Italy's government will meet with supermarkets and small retailers' associations (today) Wednesday to address stubborn inflation in the prices of consumer staples, people close to the matter recently said.
Although declining from peaks, persistently high inflation is a headache for nationalist Prime Minister Giorgia Meloni, at a time when companies are often blamed for passing on more than the direct increase in production costs to consumers.
Meloni is also facing mounting discontent over cuts her government imposed on a poverty relief scheme affecting hundreds of thousands of people.
The government has been trying for weeks to negotiate an agreement between producers and retailers to cap prices of food and other essentials from October to December.
But sources close to the plans said on 3 August that Rome had not managed to get support from industry associations.

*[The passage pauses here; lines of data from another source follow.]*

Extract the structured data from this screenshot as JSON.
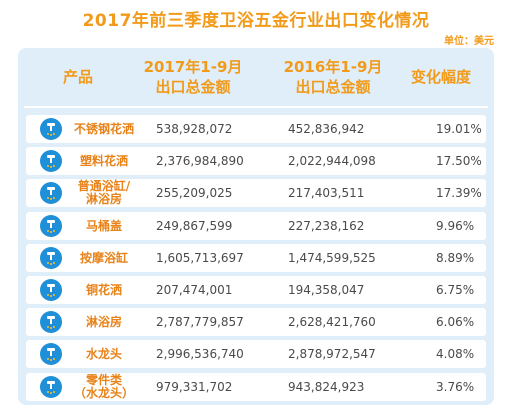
{
  "title": "2017年前三季度卫浴五金行业出口变化情况",
  "unit": "单位：美元",
  "headers": {
    "product": "产品",
    "col2017": "2017年1-9月\n出口总金额",
    "col2016": "2016年1-9月\n出口总金额",
    "change": "变化幅度"
  },
  "rows": [
    {
      "name": "不锈钢花洒",
      "v2017": "538,928,072",
      "v2016": "452,836,942",
      "change": "19.01%",
      "icon": "shower-head-icon"
    },
    {
      "name": "塑料花洒",
      "v2017": "2,376,984,890",
      "v2016": "2,022,944,098",
      "change": "17.50%",
      "icon": "shower-icon"
    },
    {
      "name": "普通浴缸/\n淋浴房",
      "v2017": "255,209,025",
      "v2016": "217,403,511",
      "change": "17.39%",
      "icon": "bathtub-icon"
    },
    {
      "name": "马桶盖",
      "v2017": "249,867,599",
      "v2016": "227,238,162",
      "change": "9.96%",
      "icon": "toilet-icon"
    },
    {
      "name": "按摩浴缸",
      "v2017": "1,605,713,697",
      "v2016": "1,474,599,525",
      "change": "8.89%",
      "icon": "massage-tub-icon"
    },
    {
      "name": "铜花洒",
      "v2017": "207,474,001",
      "v2016": "194,358,047",
      "change": "6.75%",
      "icon": "copper-shower-icon"
    },
    {
      "name": "淋浴房",
      "v2017": "2,787,779,857",
      "v2016": "2,628,421,760",
      "change": "6.06%",
      "icon": "shower-room-icon"
    },
    {
      "name": "水龙头",
      "v2017": "2,996,536,740",
      "v2016": "2,878,972,547",
      "change": "4.08%",
      "icon": "faucet-icon"
    },
    {
      "name": "零件类\n（水龙头）",
      "v2017": "979,331,702",
      "v2016": "943,824,923",
      "change": "3.76%",
      "icon": "faucet-part-icon"
    }
  ],
  "chart_data": {
    "type": "table",
    "title": "2017年前三季度卫浴五金行业出口变化情况",
    "unit": "单位：美元",
    "columns": [
      "产品",
      "2017年1-9月出口总金额",
      "2016年1-9月出口总金额",
      "变化幅度"
    ],
    "categories": [
      "不锈钢花洒",
      "塑料花洒",
      "普通浴缸/淋浴房",
      "马桶盖",
      "按摩浴缸",
      "铜花洒",
      "淋浴房",
      "水龙头",
      "零件类（水龙头）"
    ],
    "series": [
      {
        "name": "2017年1-9月出口总金额",
        "values": [
          538928072,
          2376984890,
          255209025,
          249867599,
          1605713697,
          207474001,
          2787779857,
          2996536740,
          979331702
        ]
      },
      {
        "name": "2016年1-9月出口总金额",
        "values": [
          452836942,
          2022944098,
          217403511,
          227238162,
          1474599525,
          194358047,
          2628421760,
          2878972547,
          943824923
        ]
      },
      {
        "name": "变化幅度",
        "values": [
          19.01,
          17.5,
          17.39,
          9.96,
          8.89,
          6.75,
          6.06,
          4.08,
          3.76
        ]
      }
    ]
  }
}
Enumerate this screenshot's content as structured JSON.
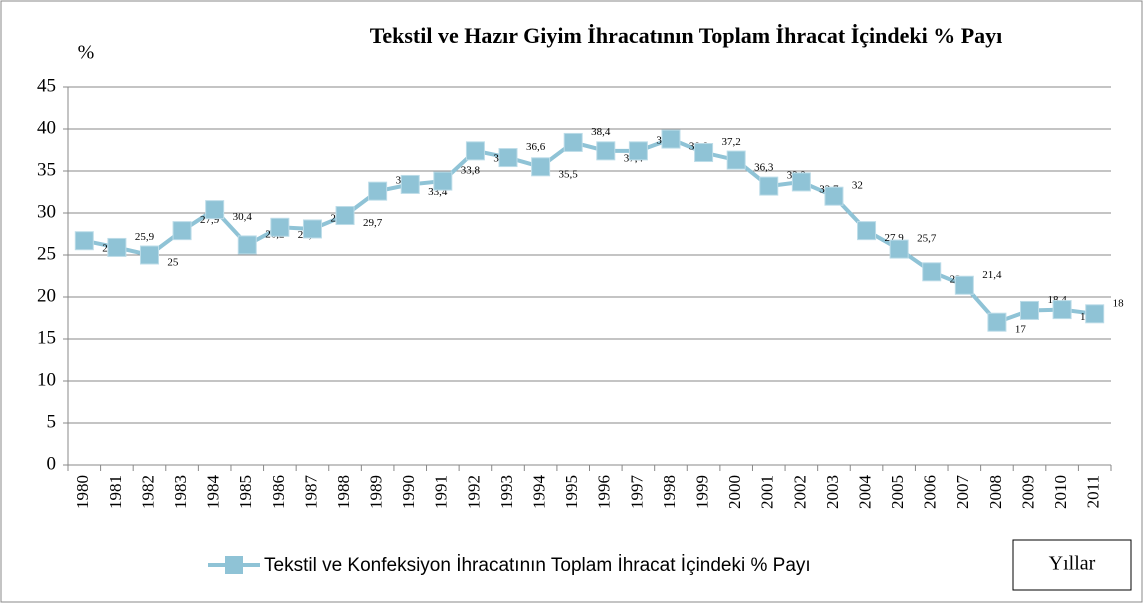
{
  "chart_data": {
    "type": "line",
    "title": "Tekstil ve Hazır Giyim İhracatının Toplam İhracat İçindeki % Payı",
    "y_label": "%",
    "x_label": "Yıllar",
    "categories": [
      "1980",
      "1981",
      "1982",
      "1983",
      "1984",
      "1985",
      "1986",
      "1987",
      "1988",
      "1989",
      "1990",
      "1991",
      "1992",
      "1993",
      "1994",
      "1995",
      "1996",
      "1997",
      "1998",
      "1999",
      "2000",
      "2001",
      "2002",
      "2003",
      "2004",
      "2005",
      "2006",
      "2007",
      "2008",
      "2009",
      "2010",
      "2011"
    ],
    "series": [
      {
        "name": "Tekstil ve Konfeksiyon İhracatının Toplam İhracat İçindeki % Payı",
        "color": "#8fc3d6",
        "values": [
          26.7,
          25.9,
          25,
          27.9,
          30.4,
          26.2,
          28.3,
          28.1,
          29.7,
          32.6,
          33.4,
          33.8,
          37.4,
          36.6,
          35.5,
          38.4,
          37.4,
          37.4,
          38.8,
          37.2,
          36.3,
          33.2,
          33.7,
          32,
          27.9,
          25.7,
          23,
          21.4,
          17,
          18.4,
          18.5,
          18
        ],
        "value_labels": [
          "26,7",
          "25,9",
          "25",
          "27,9",
          "30,4",
          "26,2",
          "28,3",
          "28,1",
          "29,7",
          "32,6",
          "33,4",
          "33,8",
          "37,4",
          "36,6",
          "35,5",
          "38,4",
          "37,4",
          "37,4",
          "38,8",
          "37,2",
          "36,3",
          "33,2",
          "33,7",
          "32",
          "27,9",
          "25,7",
          "23",
          "21,4",
          "17",
          "18,4",
          "18,5",
          "18"
        ]
      }
    ],
    "ylim": [
      0,
      45
    ],
    "yticks": [
      0,
      5,
      10,
      15,
      20,
      25,
      30,
      35,
      40,
      45
    ],
    "grid": true,
    "legend": "bottom"
  }
}
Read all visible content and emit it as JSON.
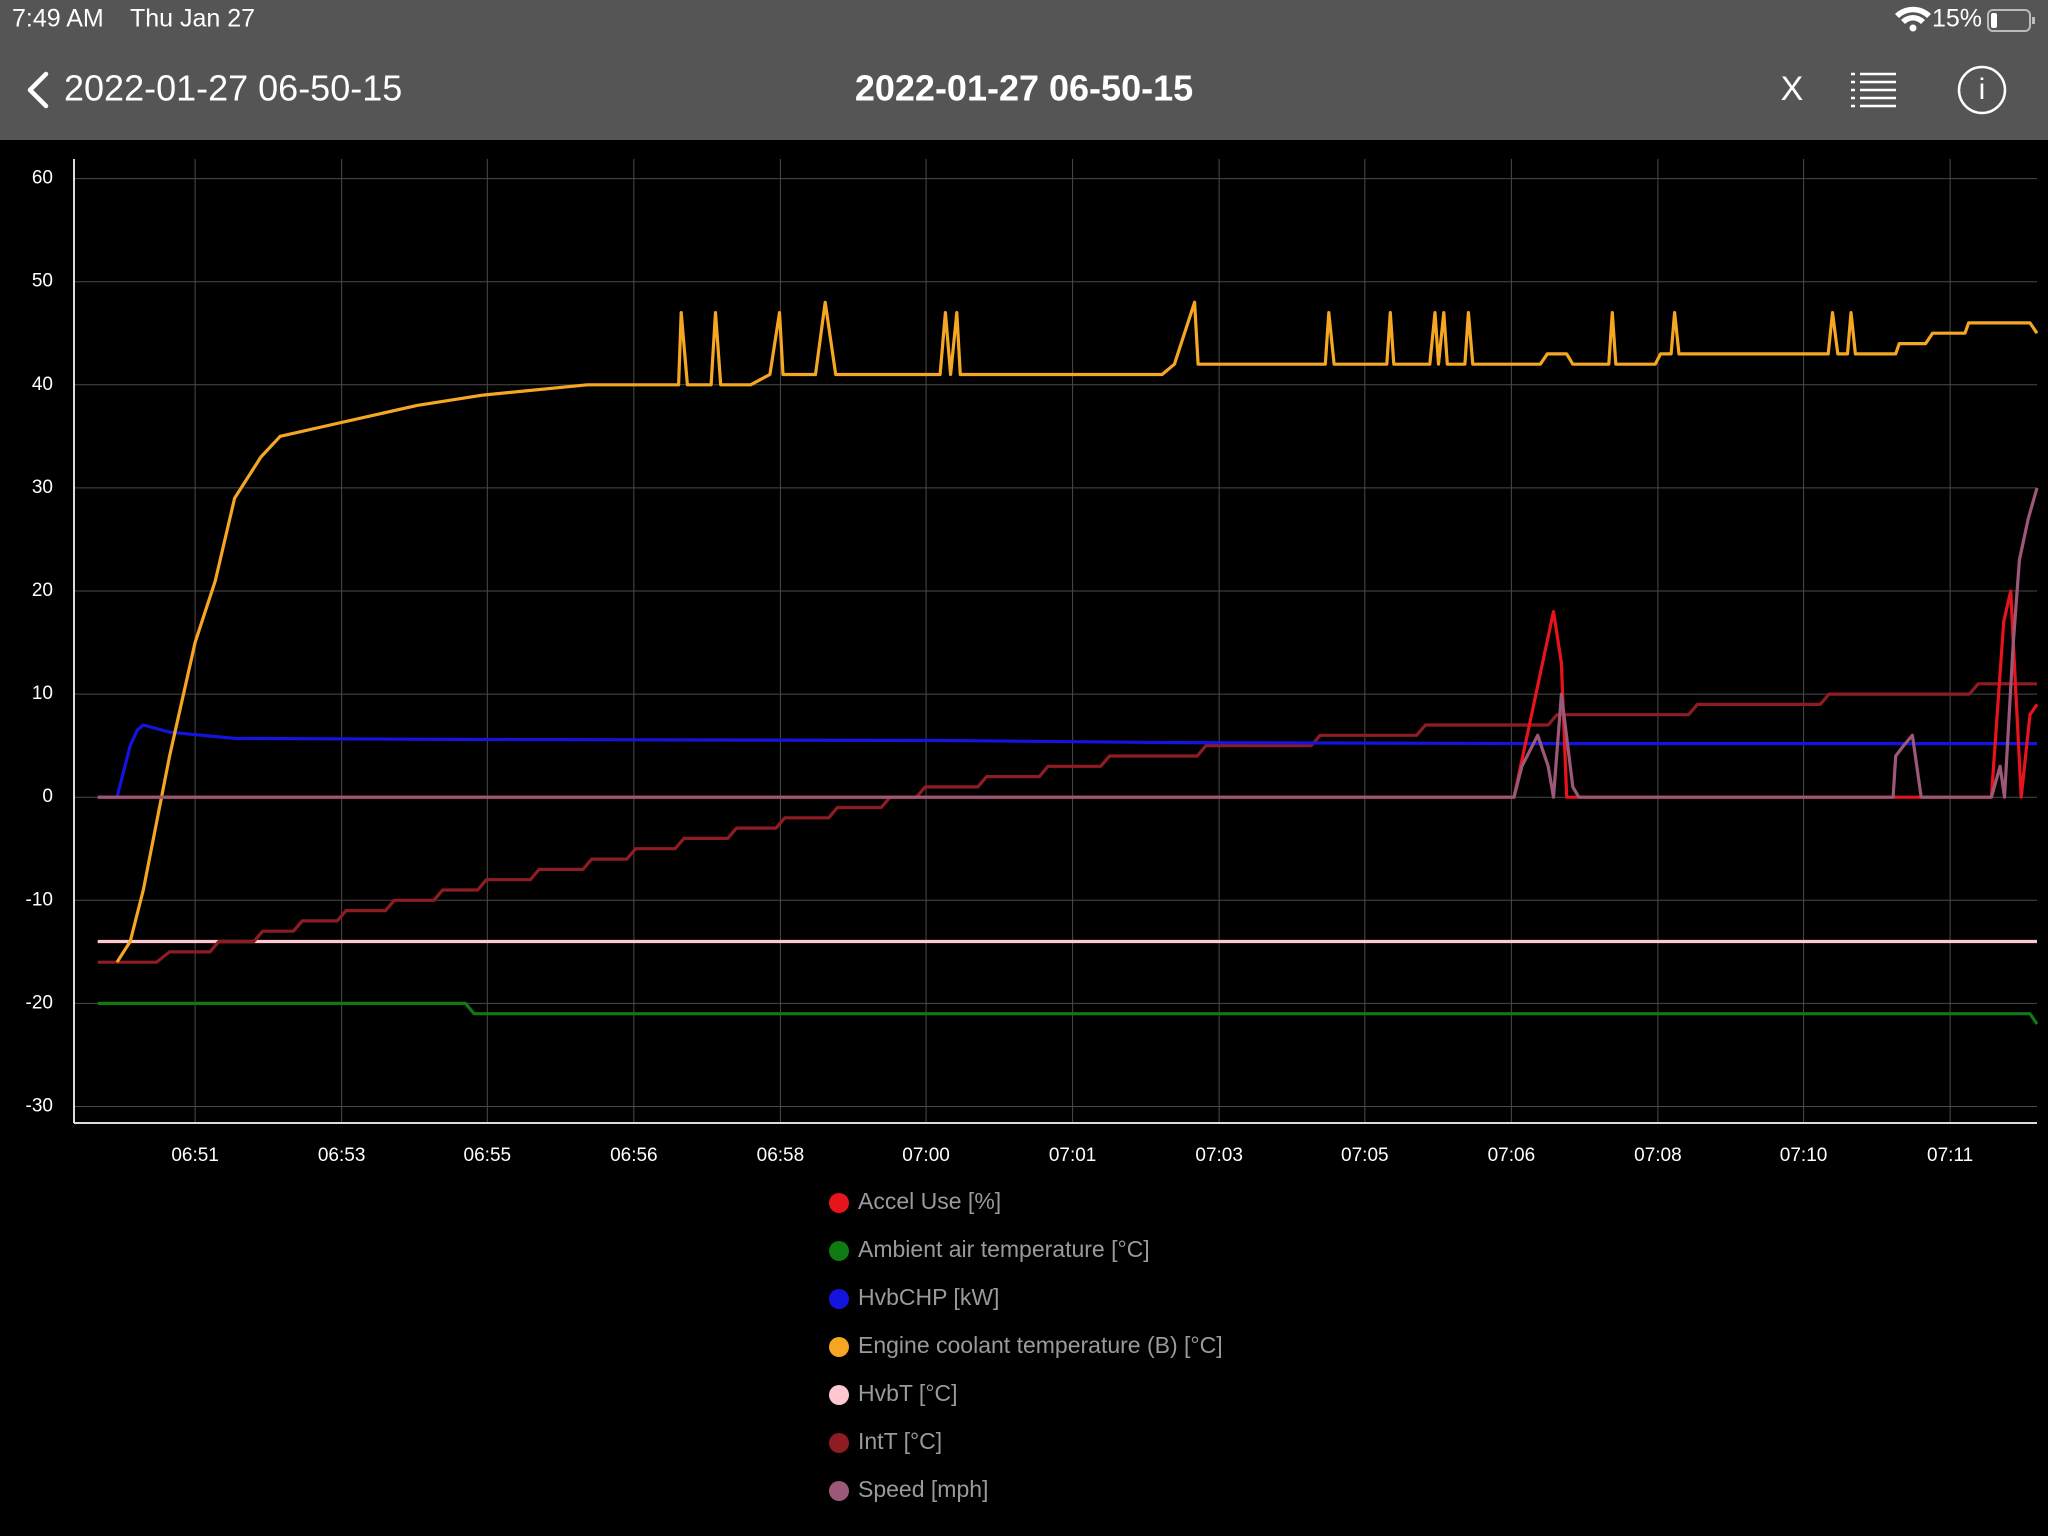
{
  "status_bar": {
    "time": "7:49 AM",
    "date": "Thu Jan 27",
    "battery": "15%"
  },
  "nav_bar": {
    "back_label": "2022-01-27 06-50-15",
    "title": "2022-01-27 06-50-15",
    "close": "X",
    "info": "i"
  },
  "chart_data": {
    "type": "line",
    "grid": true,
    "xlim": [
      50,
      72.37
    ],
    "ylim": [
      -31.6,
      61.9
    ],
    "xticks": [
      {
        "value": 51.38,
        "label": "06:51"
      },
      {
        "value": 53.05,
        "label": "06:53"
      },
      {
        "value": 54.71,
        "label": "06:55"
      },
      {
        "value": 56.38,
        "label": "06:56"
      },
      {
        "value": 58.05,
        "label": "06:58"
      },
      {
        "value": 59.71,
        "label": "07:00"
      },
      {
        "value": 61.38,
        "label": "07:01"
      },
      {
        "value": 63.05,
        "label": "07:03"
      },
      {
        "value": 64.71,
        "label": "07:05"
      },
      {
        "value": 66.38,
        "label": "07:06"
      },
      {
        "value": 68.05,
        "label": "07:08"
      },
      {
        "value": 69.71,
        "label": "07:10"
      },
      {
        "value": 71.38,
        "label": "07:11"
      }
    ],
    "yticks": [
      -30,
      -20,
      -10,
      0,
      10,
      20,
      30,
      40,
      50,
      60
    ],
    "series": [
      {
        "name": "Accel Use [%]",
        "color": "#e8141b",
        "x": [
          50.27,
          66.41,
          66.86,
          66.95,
          67.01,
          71.85,
          71.99,
          72.07,
          72.19,
          72.29,
          72.37
        ],
        "values": [
          0,
          0,
          18,
          13,
          0,
          0,
          17,
          20,
          0,
          8,
          9
        ]
      },
      {
        "name": "Ambient air temperature [°C]",
        "color": "#0f7a12",
        "x": [
          50.27,
          54.46,
          54.56,
          72.29,
          72.37
        ],
        "values": [
          -20,
          -20,
          -21,
          -21,
          -22
        ]
      },
      {
        "name": "HvbCHP [kW]",
        "color": "#1414e0",
        "x": [
          50.27,
          50.49,
          50.64,
          50.72,
          50.79,
          51.09,
          51.83,
          54.66,
          59.87,
          62.54,
          66.71,
          72.37
        ],
        "values": [
          0,
          0,
          5,
          6.5,
          7,
          6.3,
          5.7,
          5.6,
          5.5,
          5.3,
          5.2,
          5.2
        ]
      },
      {
        "name": "Engine coolant temperature (B) [°C]",
        "color": "#f5a623",
        "x": [
          50.49,
          50.64,
          50.79,
          51.09,
          51.38,
          51.61,
          51.83,
          52.13,
          52.35,
          52.87,
          53.39,
          53.91,
          54.66,
          55.85,
          56.89,
          56.92,
          56.99,
          57.26,
          57.31,
          57.37,
          57.71,
          57.93,
          58.04,
          58.08,
          58.45,
          58.56,
          58.68,
          59.87,
          59.93,
          59.99,
          60.06,
          60.1,
          62.4,
          62.54,
          62.77,
          62.81,
          64.26,
          64.3,
          64.36,
          64.96,
          65.0,
          65.04,
          65.45,
          65.51,
          65.55,
          65.61,
          65.65,
          65.85,
          65.89,
          65.94,
          66.71,
          66.79,
          67.01,
          67.08,
          67.49,
          67.53,
          67.57,
          68.02,
          68.08,
          68.2,
          68.24,
          68.29,
          69.99,
          70.04,
          70.1,
          70.21,
          70.25,
          70.3,
          70.76,
          70.8,
          71.1,
          71.18,
          71.55,
          71.59,
          72.29,
          72.37
        ],
        "values": [
          -16,
          -14,
          -9,
          4,
          15,
          21,
          29,
          33,
          35,
          36,
          37,
          38,
          39,
          40,
          40,
          47,
          40,
          40,
          47,
          40,
          40,
          41,
          47,
          41,
          41,
          48,
          41,
          41,
          47,
          41,
          47,
          41,
          41,
          42,
          48,
          42,
          42,
          47,
          42,
          42,
          47,
          42,
          42,
          47,
          42,
          47,
          42,
          42,
          47,
          42,
          42,
          43,
          43,
          42,
          42,
          47,
          42,
          42,
          43,
          43,
          47,
          43,
          43,
          47,
          43,
          43,
          47,
          43,
          43,
          44,
          44,
          45,
          45,
          46,
          46,
          45
        ]
      },
      {
        "name": "HvbT [°C]",
        "color": "#ffc8d0",
        "x": [
          50.27,
          72.37
        ],
        "values": [
          -14,
          -14
        ]
      },
      {
        "name": "IntT [°C]",
        "color": "#8e1c22",
        "x": [
          50.27,
          50.94,
          51.09,
          51.55,
          51.65,
          52.05,
          52.15,
          52.5,
          52.6,
          53.0,
          53.1,
          53.55,
          53.65,
          54.1,
          54.2,
          54.6,
          54.7,
          55.2,
          55.3,
          55.8,
          55.9,
          56.3,
          56.4,
          56.85,
          56.95,
          57.45,
          57.55,
          58.0,
          58.1,
          58.6,
          58.7,
          59.2,
          59.3,
          59.6,
          59.7,
          60.3,
          60.4,
          61.0,
          61.1,
          61.7,
          61.8,
          62.8,
          62.9,
          64.1,
          64.2,
          65.3,
          65.4,
          66.8,
          66.9,
          68.4,
          68.5,
          69.9,
          70.0,
          71.6,
          71.7,
          72.37
        ],
        "values": [
          -16,
          -16,
          -15,
          -15,
          -14,
          -14,
          -13,
          -13,
          -12,
          -12,
          -11,
          -11,
          -10,
          -10,
          -9,
          -9,
          -8,
          -8,
          -7,
          -7,
          -6,
          -6,
          -5,
          -5,
          -4,
          -4,
          -3,
          -3,
          -2,
          -2,
          -1,
          -1,
          0,
          0,
          1,
          1,
          2,
          2,
          3,
          3,
          4,
          4,
          5,
          5,
          6,
          6,
          7,
          7,
          8,
          8,
          9,
          9,
          10,
          10,
          11,
          11
        ]
      },
      {
        "name": "Speed [mph]",
        "color": "#9b5878",
        "x": [
          50.27,
          66.41,
          66.5,
          66.68,
          66.8,
          66.86,
          66.95,
          67.08,
          67.15,
          70.73,
          70.76,
          70.85,
          70.95,
          71.0,
          71.05,
          71.85,
          71.95,
          72.0,
          72.1,
          72.17,
          72.27,
          72.37
        ],
        "values": [
          0,
          0,
          3,
          6,
          3,
          0,
          10,
          1,
          0,
          0,
          4,
          5,
          6,
          3,
          0,
          0,
          3,
          0,
          15,
          23,
          27,
          30
        ]
      }
    ]
  }
}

While supermarkets and shopkeepers are expected to endorse the plan in the next few days, the industry ministry is still trying to persuade producers to join the initiative to give it more muscle, the sources said on Wednesday.
Talks over a separate deal are ongoing with associations representing big players such as pasta maker Barilla and dairy group Granarolo, one of the sources said.
International Monetary Fund
Researchers from the International Monetary Fund (IMF) wrote in June that rising corporate profits accounted for almost half the increase in Europe's inflation over the past two years.
Rome is not alone in its concerns, as France announced a similar agreement last month to curb inflation.
Under the government-backed scheme, supermarket chains and small retailers should define a basket of food and non-food essential staples to which lowered prices apply, a draft Memorandum of Understanding (MoU) seen by Reuters showed.
Retail stores taking part in the campaign would be marked with government window stickers in the green, white and red of the Italian flag with 'anti-inflation quarter' written on it, a reference to the last three months of the year.
Basic necessities include childcare and personal care products, the document said.
The MoU also envisages that distributors' associations will inform the government by 20 September about the intention of their firms to join the initiative.